Rails Drive Transports Higher, Copper ETF Throw Back to Breakout, Infrastructure ETF Challenges August Highs, Steel ETF Stalls (Premium)

This commentary is an addition to Thursday’s ETF report. ETFs in today’s commentary formed long corrective patterns from spring to fall and made various breakout attempts here in October. The Transports ETF is the leader with a strong move above the August high. The copper and base metals ETFs surged and then fell back to their breakout zones. The industrials, infrastructure, materials and housing ETFs have short-term upswings working and a challenging their August highs. The last ETFs are dragging their feet here in October and the weakest of the lot.

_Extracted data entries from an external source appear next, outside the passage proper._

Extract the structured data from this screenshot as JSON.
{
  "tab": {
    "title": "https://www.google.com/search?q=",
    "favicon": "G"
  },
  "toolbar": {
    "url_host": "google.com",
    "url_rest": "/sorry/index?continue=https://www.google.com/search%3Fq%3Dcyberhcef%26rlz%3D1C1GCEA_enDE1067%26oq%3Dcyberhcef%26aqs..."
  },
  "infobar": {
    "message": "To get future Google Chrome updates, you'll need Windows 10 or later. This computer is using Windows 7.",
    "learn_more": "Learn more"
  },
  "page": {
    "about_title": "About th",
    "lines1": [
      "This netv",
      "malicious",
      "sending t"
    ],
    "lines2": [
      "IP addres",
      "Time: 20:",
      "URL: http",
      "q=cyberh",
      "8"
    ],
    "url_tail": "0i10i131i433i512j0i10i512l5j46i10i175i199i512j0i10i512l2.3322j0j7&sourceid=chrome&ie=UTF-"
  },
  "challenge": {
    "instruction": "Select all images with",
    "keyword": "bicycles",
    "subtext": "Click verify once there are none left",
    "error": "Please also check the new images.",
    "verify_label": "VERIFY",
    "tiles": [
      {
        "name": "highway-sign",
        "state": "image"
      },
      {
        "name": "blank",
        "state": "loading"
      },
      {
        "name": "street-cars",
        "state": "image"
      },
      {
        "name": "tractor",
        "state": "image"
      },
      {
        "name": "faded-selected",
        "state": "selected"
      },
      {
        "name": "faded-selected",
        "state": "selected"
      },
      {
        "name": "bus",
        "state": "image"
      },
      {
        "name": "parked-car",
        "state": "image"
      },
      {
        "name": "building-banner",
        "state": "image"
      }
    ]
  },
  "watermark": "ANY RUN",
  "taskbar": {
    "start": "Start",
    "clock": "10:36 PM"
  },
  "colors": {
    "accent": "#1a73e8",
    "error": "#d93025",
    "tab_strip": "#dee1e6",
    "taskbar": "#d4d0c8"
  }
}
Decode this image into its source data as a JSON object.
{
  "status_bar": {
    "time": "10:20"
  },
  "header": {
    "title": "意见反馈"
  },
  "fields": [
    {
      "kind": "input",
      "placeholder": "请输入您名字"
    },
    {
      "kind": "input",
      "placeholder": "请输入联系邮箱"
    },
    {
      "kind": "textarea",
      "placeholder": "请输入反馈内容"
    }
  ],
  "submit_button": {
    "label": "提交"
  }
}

Long Falling Wedge Correction and Breakout


The Transports ETF (IYT) is based on the Dow 20 Transports, which is a price weighted average. This means the stocks with the highest prices carry the most weight. Union Pacific (UNP) and United Parcel Service (UPS) are the highest price stocks in the Dow Transports and they weigh around 17% each. Two stocks account for around a third of IYT. CSX Corp (CSX), Norfolk Southern (NSC) and Kansas City Southern (KSU) are also railroads and these three account for around 18% of the ETF. These five stocks are up between 17.46% (UPS) and 23.62% (UNP) here in October and powering IYT.

These stocks, and IYT, are short-term overbought, but the breakout in IYT is long-term bullish. The chart below shows IYT retracing 33-50 percent of the prior advance with a falling wedge back to the rising 200-day. The retracement, pattern and return to the 200-day are all hallmarks of a correction within a bigger uptrend. The IYT breakout signals an end to the correction and a resumption of the bigger uptrend.

Long Correction, Breakout and Throwback


The copper-related ETFs and the DB Base Metals ETF (DBB) surged into mid October and then fell back pretty hard the last two weeks. The bigger trends are up and this implies that pullbacks present opportunities. The first chart shows the Copper ETF (CPER) with a long channel/wedge and breakout with a big surge. The blue shading marks a breakout zone and price fell back to this zone, which becomes support. The pullback was quite fast so the Momentum Composite has yet to become oversold. StochRSI is below .20 and we can watch for a pop above .80 to signal a short-term momentum thrust. The other charts show COPX and DBB falling back into their breakout zones.

The Momentum Composite aggregates signals in five momentum indicators. RSI(10) is oversold below 30 and overbought above 70. 20-day StochClose is oversold below 5 and overbought above 95. CCI Close (20) is oversold below -200 and overbought above +200. %B (20,2) is oversold below 0 and overbought above 1. Normalized ROC (10) is oversold below -3 and overbought above +3. Normalized ROC is the 10-day absolute price change divided by ATR(10). -3 means three of the five indicators are oversold and +3 means three of the five are overbought.

The Momentum Composite and StochClose are part of the TIP Indicator Edge Plugin for StockCharts ACP. Click here for more details.

Short-term Upswing within Bigger Correction (multi-month)


ETFs in this next group have long corrective patterns working over the last few months, but they broke out with surges here in October. They are not as strong as the ETFs above because they have yet to clear their August highs. This means they are not as strong as ETFs that hit new highs in October or ETFs that cleared their August highs. Nevertheless, we are seeing short-term breakouts and short-term upswings within these larger corrective patterns. These short-term breakouts reversed the downswings within the bigger patterns and provided the early bird bullish signal. Further follow through with breaks above the August highs would trigger the trend-following breakouts.

The chart below shows XLI surging 42% in six months and correcting with a long falling channel since May. The decline retraced just over a quarter of the prior advance and XLI found support near the rising 200-day. After firming from late September to early October, XLI broke short-term resistance on October 15th and is currently challenging the upper line of the falling channel. Note that this channel represents a big correction and a breakout would signal a continuation of the preceding advance (42%).

You can learn more about my chart strategy in this article covering the different timeframes, chart settings, StochClose, RSI and StochRSI.

Underperforming in October


The next three ETFs also have big correction patterns, but they are struggling here in October and this is a concern. The Steel ETF (SLX) sports a similar corrective pattern and the ETF is also finding support near the rising 200-day SMA. SLX surged 128% and then fell 20% from its high. This is another one of those obscene advances followed by a long correction. The green arrows show when the Momentum Composite hits -3 or lower. SLX is attempting to bounce from oversold levels, but this bounce is quite tepid and SLX is lagging here in October. Relative weakness and a tepid bounce are yellow flags so watch this one closely. I am still giving SLX the benefit of the doubt (bullish), but a close below 55 would be warrant a re-evaluation.

Thanks for tuning in and have a great day!